In terms of palette, Backtrace tended toward a heavy feel of teal, yellow or green. The colors veered a bit heavy but seemed positive most of the time.
In addition, blacks were dark and tight, while low-light shots were decent; some could be a bit dense, but they weren’t bad. This was a largely pleasing presentation.
As for the film’s DTS-HD MA 5.1 soundtrack, it added breadth to the experience. The movie didn’t deliver a consistently rock-em-sock-em soundscape, but it managed to open up well.
A few louder sequences – usually connected to action beats – made more dynamic use of the spectrum, but those didn’t pop up with great frequency. Instead, the emphasis on general environment remained, and that was fine, as I felt the soundfield fit the material.
Audio quality always pleased. Speech remained natural and concise, with no edginess or other flaws.
Music sounded full and dynamic, while effects came across as accurate and clear. All of this suited the film and earned a solid “B”.

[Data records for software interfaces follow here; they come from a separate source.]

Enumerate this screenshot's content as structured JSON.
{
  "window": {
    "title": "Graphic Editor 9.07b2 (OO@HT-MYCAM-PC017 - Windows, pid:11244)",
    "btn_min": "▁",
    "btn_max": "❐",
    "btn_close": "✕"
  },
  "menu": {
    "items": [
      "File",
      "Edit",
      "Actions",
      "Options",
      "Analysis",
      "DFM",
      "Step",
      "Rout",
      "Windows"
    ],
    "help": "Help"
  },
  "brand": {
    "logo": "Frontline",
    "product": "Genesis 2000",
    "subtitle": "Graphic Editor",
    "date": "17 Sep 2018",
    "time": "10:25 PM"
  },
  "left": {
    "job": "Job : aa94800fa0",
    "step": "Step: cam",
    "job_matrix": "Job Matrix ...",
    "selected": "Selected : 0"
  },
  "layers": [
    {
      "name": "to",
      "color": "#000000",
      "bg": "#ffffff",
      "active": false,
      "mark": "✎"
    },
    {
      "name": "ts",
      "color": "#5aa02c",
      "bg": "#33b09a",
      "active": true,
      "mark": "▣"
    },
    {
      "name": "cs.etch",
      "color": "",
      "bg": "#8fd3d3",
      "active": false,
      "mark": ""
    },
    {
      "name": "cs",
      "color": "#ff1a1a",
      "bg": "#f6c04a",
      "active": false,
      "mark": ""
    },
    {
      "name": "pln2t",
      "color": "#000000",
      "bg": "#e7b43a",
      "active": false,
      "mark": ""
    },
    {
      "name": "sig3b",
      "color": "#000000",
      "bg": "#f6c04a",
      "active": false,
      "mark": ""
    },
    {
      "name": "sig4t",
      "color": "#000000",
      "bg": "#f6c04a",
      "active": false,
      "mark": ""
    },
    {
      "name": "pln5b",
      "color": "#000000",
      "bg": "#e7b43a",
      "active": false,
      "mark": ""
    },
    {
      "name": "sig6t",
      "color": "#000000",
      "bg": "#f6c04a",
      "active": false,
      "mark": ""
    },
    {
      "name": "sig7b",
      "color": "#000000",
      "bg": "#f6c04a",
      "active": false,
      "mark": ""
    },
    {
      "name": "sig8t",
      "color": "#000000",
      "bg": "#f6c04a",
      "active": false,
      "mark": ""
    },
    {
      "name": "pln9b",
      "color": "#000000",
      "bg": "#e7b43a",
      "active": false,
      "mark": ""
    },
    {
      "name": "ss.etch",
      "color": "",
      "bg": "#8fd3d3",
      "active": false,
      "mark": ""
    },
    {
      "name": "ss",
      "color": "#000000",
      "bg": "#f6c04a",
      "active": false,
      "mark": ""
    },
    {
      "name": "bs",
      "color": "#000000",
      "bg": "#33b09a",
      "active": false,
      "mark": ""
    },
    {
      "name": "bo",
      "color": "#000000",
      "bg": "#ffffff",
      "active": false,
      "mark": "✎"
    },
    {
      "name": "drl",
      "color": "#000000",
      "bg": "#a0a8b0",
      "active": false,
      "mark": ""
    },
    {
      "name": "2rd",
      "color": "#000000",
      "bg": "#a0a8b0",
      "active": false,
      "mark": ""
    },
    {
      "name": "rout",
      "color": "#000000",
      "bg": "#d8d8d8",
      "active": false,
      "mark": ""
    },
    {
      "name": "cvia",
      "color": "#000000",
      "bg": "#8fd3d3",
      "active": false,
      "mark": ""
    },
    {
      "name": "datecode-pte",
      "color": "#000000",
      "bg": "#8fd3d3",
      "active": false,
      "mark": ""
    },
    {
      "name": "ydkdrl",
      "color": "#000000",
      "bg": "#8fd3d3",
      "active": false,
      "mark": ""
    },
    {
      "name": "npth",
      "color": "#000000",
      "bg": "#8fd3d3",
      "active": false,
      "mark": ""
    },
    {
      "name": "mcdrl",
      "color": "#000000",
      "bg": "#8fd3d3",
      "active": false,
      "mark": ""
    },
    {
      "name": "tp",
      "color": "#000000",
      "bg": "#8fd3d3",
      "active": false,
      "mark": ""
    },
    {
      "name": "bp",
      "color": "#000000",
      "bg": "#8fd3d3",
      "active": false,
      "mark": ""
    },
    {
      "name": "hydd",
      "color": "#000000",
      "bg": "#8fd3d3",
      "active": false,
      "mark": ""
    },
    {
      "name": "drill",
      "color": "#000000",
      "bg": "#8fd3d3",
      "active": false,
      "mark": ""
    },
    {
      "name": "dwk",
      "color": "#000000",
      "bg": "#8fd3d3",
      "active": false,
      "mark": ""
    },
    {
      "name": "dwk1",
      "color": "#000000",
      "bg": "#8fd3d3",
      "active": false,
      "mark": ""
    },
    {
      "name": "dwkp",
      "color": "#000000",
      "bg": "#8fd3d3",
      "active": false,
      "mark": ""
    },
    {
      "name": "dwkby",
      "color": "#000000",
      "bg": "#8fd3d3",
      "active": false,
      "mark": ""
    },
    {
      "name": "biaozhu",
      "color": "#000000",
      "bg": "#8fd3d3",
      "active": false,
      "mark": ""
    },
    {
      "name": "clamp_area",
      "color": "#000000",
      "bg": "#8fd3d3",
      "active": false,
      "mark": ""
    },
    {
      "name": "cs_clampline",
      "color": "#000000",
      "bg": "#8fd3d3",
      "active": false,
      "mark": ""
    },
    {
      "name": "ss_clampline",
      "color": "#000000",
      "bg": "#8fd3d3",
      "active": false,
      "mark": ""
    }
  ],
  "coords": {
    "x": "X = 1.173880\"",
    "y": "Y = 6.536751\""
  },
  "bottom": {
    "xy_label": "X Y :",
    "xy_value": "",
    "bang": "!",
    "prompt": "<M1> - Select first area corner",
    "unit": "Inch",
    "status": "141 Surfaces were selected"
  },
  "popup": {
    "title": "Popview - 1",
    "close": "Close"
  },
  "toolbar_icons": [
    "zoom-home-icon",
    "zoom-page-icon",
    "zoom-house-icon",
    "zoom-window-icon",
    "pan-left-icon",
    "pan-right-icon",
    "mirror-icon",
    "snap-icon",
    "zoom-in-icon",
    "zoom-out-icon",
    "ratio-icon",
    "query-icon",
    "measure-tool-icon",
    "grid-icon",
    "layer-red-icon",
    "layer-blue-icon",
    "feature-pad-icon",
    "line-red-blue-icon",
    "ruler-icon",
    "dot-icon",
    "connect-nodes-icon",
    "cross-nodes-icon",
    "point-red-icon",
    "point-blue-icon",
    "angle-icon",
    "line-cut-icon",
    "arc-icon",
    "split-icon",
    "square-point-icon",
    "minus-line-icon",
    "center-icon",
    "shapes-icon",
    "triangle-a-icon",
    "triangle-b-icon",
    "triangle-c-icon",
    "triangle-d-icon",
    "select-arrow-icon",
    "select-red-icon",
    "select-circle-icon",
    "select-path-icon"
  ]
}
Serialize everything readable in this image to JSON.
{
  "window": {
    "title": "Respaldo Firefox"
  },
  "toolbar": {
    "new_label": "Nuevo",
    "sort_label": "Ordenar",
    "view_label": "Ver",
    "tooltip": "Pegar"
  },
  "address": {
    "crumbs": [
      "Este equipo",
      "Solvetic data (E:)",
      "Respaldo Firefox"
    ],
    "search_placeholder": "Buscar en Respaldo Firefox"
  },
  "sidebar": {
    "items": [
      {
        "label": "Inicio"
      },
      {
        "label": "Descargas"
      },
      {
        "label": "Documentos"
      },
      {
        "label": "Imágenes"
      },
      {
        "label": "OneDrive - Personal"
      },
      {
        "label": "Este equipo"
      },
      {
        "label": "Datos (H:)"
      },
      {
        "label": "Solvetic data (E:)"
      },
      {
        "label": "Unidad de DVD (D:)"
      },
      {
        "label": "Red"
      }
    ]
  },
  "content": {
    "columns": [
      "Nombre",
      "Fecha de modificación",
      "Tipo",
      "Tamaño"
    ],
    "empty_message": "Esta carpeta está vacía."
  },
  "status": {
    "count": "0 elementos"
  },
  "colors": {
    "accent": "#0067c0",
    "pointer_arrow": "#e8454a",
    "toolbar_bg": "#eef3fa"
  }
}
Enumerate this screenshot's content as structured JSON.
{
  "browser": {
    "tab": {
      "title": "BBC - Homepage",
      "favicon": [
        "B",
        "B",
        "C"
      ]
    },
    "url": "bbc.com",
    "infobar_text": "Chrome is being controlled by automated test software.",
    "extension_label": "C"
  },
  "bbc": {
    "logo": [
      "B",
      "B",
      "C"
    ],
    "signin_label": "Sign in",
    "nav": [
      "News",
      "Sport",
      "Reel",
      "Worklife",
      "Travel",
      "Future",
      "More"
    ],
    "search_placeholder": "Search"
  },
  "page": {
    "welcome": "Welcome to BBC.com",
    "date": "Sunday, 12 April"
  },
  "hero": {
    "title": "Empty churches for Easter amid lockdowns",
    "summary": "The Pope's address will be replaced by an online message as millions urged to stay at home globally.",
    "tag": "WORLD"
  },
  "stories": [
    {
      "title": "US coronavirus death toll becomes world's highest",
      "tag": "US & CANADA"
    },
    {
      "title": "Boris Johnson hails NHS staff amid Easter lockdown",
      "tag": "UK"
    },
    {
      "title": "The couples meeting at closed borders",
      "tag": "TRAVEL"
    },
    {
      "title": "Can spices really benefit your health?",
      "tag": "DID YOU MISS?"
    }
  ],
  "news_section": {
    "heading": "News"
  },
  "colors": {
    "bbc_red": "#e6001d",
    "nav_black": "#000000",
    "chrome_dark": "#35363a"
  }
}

Among extras, we get a featurette called Making of Backtrace. It runs five minutes, 58 seconds and offers info from director Bruce A. Miller and actors Christopher McDonald, Ryan Guzman and Colin Egglesfield.
“Making” examines story/characters, cast and performances, sets and locations. Very little substance emerges in this promo piece.
We also get a collection of Cast/Crew Interviews. Here we locate chats with Miller (5:30), McDonald (4:49), Guzman (3:51) and Egglesfield (6:37).
Across these clips, we get notes about story/characters, cast and performances, sets and locations, and Miller’s work as director. These interviews come from the same sessions used for “Making”, and literally the same shots repeat, so there’s no reason to watch “Making” if you also screen this compilation.
This also means we don’t learn a ton from the interviews, as they remain pretty superficial. Still, they offer a few decent nuggets and become more informative than the featurette.
The disc opens with ads for Reprisal, Escape Plan 2: Hades, Bleeding Steel and Acts of Violence. We also get the trailer for Backtrace.
A second disc provides a DVD copy of Backtrace. It includes the same extras as the Blu-ray.
Remarkably, Backtrace credits a whopping 25 producers. That becomes the only noteworthy aspect of the film, unfortunately, as we get a scattered, inert stab at a thriller. The Blu-ray brings generally good picture and audio along with minor supplements. Even by the low standards of direct-to-video fare, Backtrace feels forgettable.